Monsanto and others are working ferverishly on bringing to market a drought tolerant corn variety - one that yields respectably with 30% less water. As good of news as this is, I'm wondering if it'll save any water or just increase yields considerably with the same water use (or more).
It's the classic question of how's it going to be used? Remember the low flow shower heads that were supposed to save water. Turns out most people didn't particularly like the weak water stream and ended up taking longer showers - resulting in..., well you can complete this sentence yourself.
Until the irrigation water supply is reduced enough (either by water right and use restrictions or by physical limitations of the supply) my money is on an increase of water use by producers who almost always act toward maximum profit motives. Yes, we will achieve more yield per unit of water, a production efficiency measure that is usually considered good, but the sad truth is that more water will be used, too. This situation can be a real problem for areas needing to reduce consumptive water use.

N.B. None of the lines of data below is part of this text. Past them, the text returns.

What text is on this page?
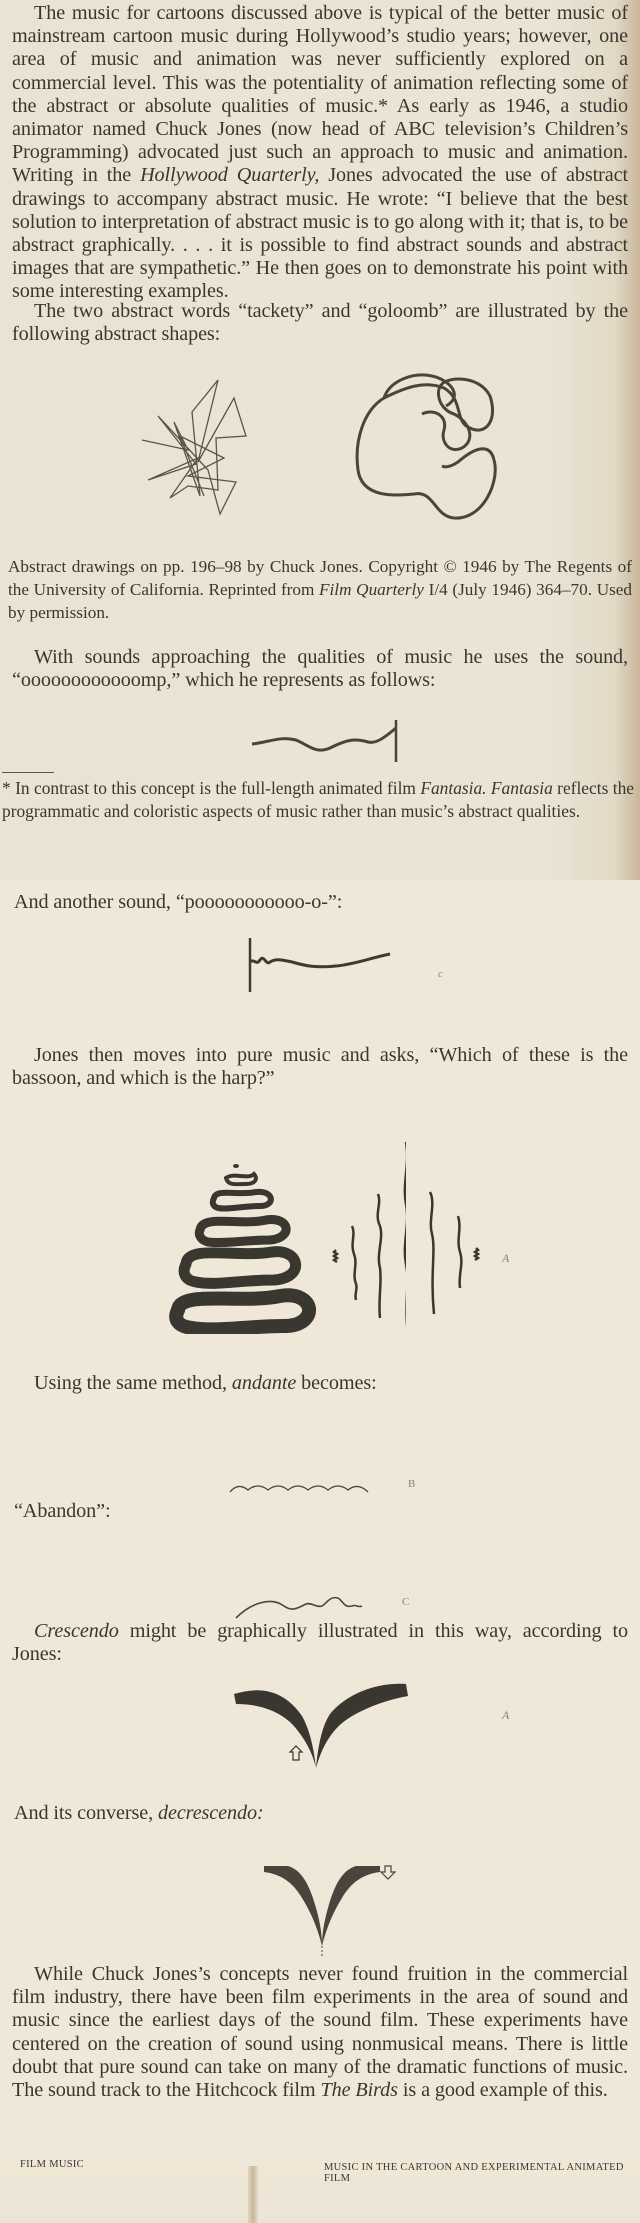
The music for cartoons discussed above is typical of the better music of mainstream cartoon music during Hollywood’s studio years; however, one area of music and animation was never sufficiently explored on a commercial level. This was the potentiality of animation reflecting some of the abstract or absolute qualities of music.* As early as 1946, a studio animator named Chuck Jones (now head of ABC television’s Children’s Programming) advocated just such an approach to music and animation. Writing in the Hollywood Quarterly, Jones advocated the use of abstract drawings to accompany abstract music. He wrote: “I believe that the best solution to interpretation of abstract music is to go along with it; that is, to be abstract graphically. . . . it is possible to find abstract sounds and abstract images that are sympathetic.” He then goes on to demonstrate his point with some interesting examples.
The two abstract words “tackety” and “goloomb” are illustrated by the following abstract shapes:
Abstract drawings on pp. 196–98 by Chuck Jones. Copyright © 1946 by The Regents of the University of California. Reprinted from Film Quarterly I/4 (July 1946) 364–70. Used by permission.
With sounds approaching the qualities of music he uses the sound, “oooooooooooomp,” which he represents as follows:
* In contrast to this concept is the full-length animated film Fantasia. Fantasia reflects the programmatic and coloristic aspects of music rather than music’s abstract qualities.
And another sound, “pooooooooooo-o-”:
c
Jones then moves into pure music and asks, “Which of these is the bassoon, and which is the harp?”
A
Using the same method, andante becomes:
B
“Abandon”:
C
Crescendo might be graphically illustrated in this way, according to Jones:
A
And its converse, decrescendo:
While Chuck Jones’s concepts never found fruition in the commercial film industry, there have been film experiments in the area of sound and music since the earliest days of the sound film. These experiments have centered on the creation of sound using nonmusical means. There is little doubt that pure sound can take on many of the dramatic functions of music. The sound track to the Hitchcock film The Birds is a good example of this.
FILM MUSIC	MUSIC IN THE CARTOON AND EXPERIMENTAL ANIMATED FILM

To be fair, this is not the fault of the seed breeders - it is the responsibility of the water managers to restrict water use if it is desired that this new technology should reduce water use while maintaining production levels (income). Heck, what we really need from Monsanto et. al., is a corn variety bred to yield 300 bushels per acre on 10 inches of irrigation water and which immediately dies when the 11th inch of irrigation water is applied. Now we're sure to get water savings and increased income. Good luck with this one.